Working in the depths of cybersecurity—testing corporate cybersecurity defenses and managing cleanup after an incident—provides useful insight in predicting the changing threat landscape. However, my basic prediction for the security challenges facing businesses in 2020 would be the same. This may seem strange given the dramatic developments in organizations' security strategies over the past year. For example, we have seen many more companies introduce multi-factor authentication (MFA). The main candidates have been messaging service providers, with Office 365 and G Suite, for example, lowering the barriers to entry in implementing MFA. This is good news for consumers, and it certainly makes it more difficult for cybercriminals to interfere with victims' email accounts. This is good news for businesses.
About the author Elliot Thompson is the leading security consultant for SureCloud. But cybercriminals, like the rest of us, tend not to give up tried-and-true techniques and processes without good reason. The fact is that some of the most established data extraction and infiltration techniques are because they are so effective and organizations still struggle to keep up.
Social engineering and phishing offer access to the cloud
For example, social engineering and credential phishing techniques, which have dominated cybercriminals' arsenal for years, are just the elements of infrastructure they can access that have evolved. Over the past year, even the most reluctant companies have initially plunged into cloud computing services such as Microsoft Azure and AWS, and notable successes in criminal access to these cloud panels. , usually through credential stuffing or phishing. . It may sound shocking that anyone with admin access to production environments is making such a mistake, but in large organizations or with multiple accounts, this is much more common than it should be. be.
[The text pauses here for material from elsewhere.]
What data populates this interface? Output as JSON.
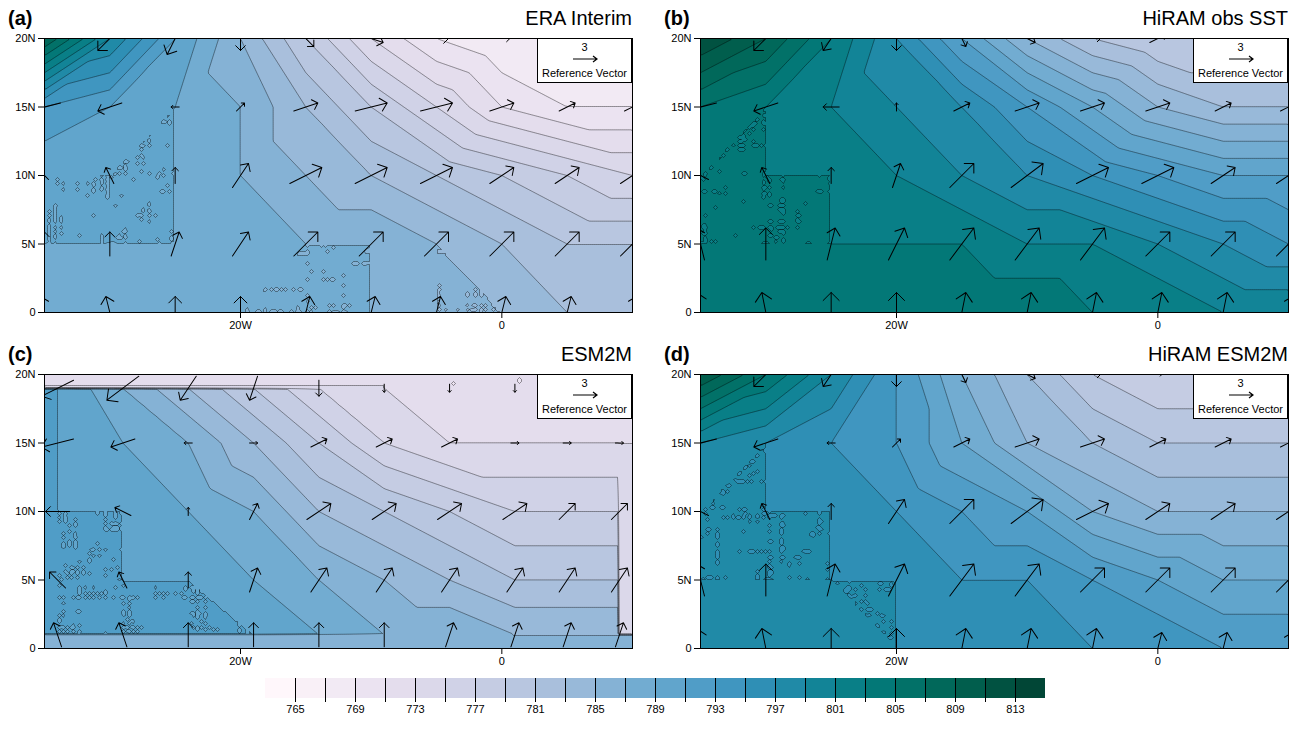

Ransomware has become a stable business model
Similarly, ransomware has truly become one of the most powerful and effective weapons bad actors can deploy. We have seen fewer and fewer cases where poorly implemented ransomware cryptography can be exploited to unlock files for free. Similarly, we've seen fewer cases where an attacker takes over a large network and requires a small amount of money. Unfortunately, many threat actors take advantage of incomplete disaster recovery service coverage across organizations. I think I'd be surprised not to see a fully implemented massive malware campaign based on BlueKeep in 2020. This security flaw of Microsoft's Remote Desktop Protocol, which allows remote code execution by cybercriminals, could kick off some truly devastating attacks.
Machine learning is within the reach of criminals
Machine learning and artificial intelligence are actually exploited by many endpoint security tools and applications, often used to flag unusual network traffic or log user behavior. Machine learning will likely be applied to new security use cases in 2020, where the usual gap analysis is less effective. This is the good news. But while security professionals exploit computer learning in exciting ways, it also offers criminals slightly more insidious possibilities. It will be used more and more often when creating malicious content by trying to bypass existing filters, based on machine learning. We really are in an arms race for machine learning, and unfortunately, there are still far too many incidents where the so-called artificial intelligence powering a seemingly smart security tool is really just a series of nested "if" statements. Security professionals need to take AI seriously and master it properly, just like criminals do.
Timeless challenges, new defenses
And beyond these most recent technical evolutions, the top security issues facing organizations small and large in 2020 must follow three near-timeless classics: 1. Credentials: The age-old challenge of preventing weak, shared, and similar identifiers in our networks still is in progress. But with the aforementioned increase in the use of multi-factor authentication, this problem seems to improve for identity management. A big recommendation now is to forget all the old password hints that generated likes like Monday1? and Brazil2019! and instead apply NIST's current recommendations that number, capitalization, and symbol requirements be reduced to a much higher minimum length to encourage passphrases over passwords. 2. Inbound Communications: From malicious attachments to phishing scams, invoice forgery, and CEO fraud, the number and scale of attacks are trending on the rise. While new technologies at the perimeter certainly help reduce the volume of malicious content reaching our staff, an attacker only has to win once. By 2020, I think we will see more automation of message content generation rather than delivery, with the attacker's goal being to defeat existing filtering systems. 3. Perimeter Erosion: The boundaries of our network have become increasingly blurred over the years and should be strengthened by 2020. Even in small organizations, the simple act of listing third-party applications used by all members of the personal It will probably be a difficult prospect. In many cases, our information is spread across dozens of heterogeneous systems hosted by different organizations, such as CRM and productivity software. From Slack to ZenDesk, Office 365 to AWS, it's often no longer necessary to access internal company resources if you're on the corporate network . The compromised staff IDs meant an attacker was digging into Outlook Web Access. Now this can mean full access to SharePoint, support tickets, and your chat logs.
How can organizations better protect themselves?
Of the top three challenges of identifying information, inbound communications, and eroded perimeter, combining password scanning, phishing, and remote compromise is essential. However, along with the increasing number of organizations migrating their workloads to the cloud, it is also critical that these organizations discuss, at the purchase stage, how cloud services contain company resources and data. are managed Enterprise security and risk strategies now reach far beyond your own premises and network perimeters and into the cloud, requiring a more collaborative approach to security than ever before. Elliot Thompson is the leading security consultant for SureCloud.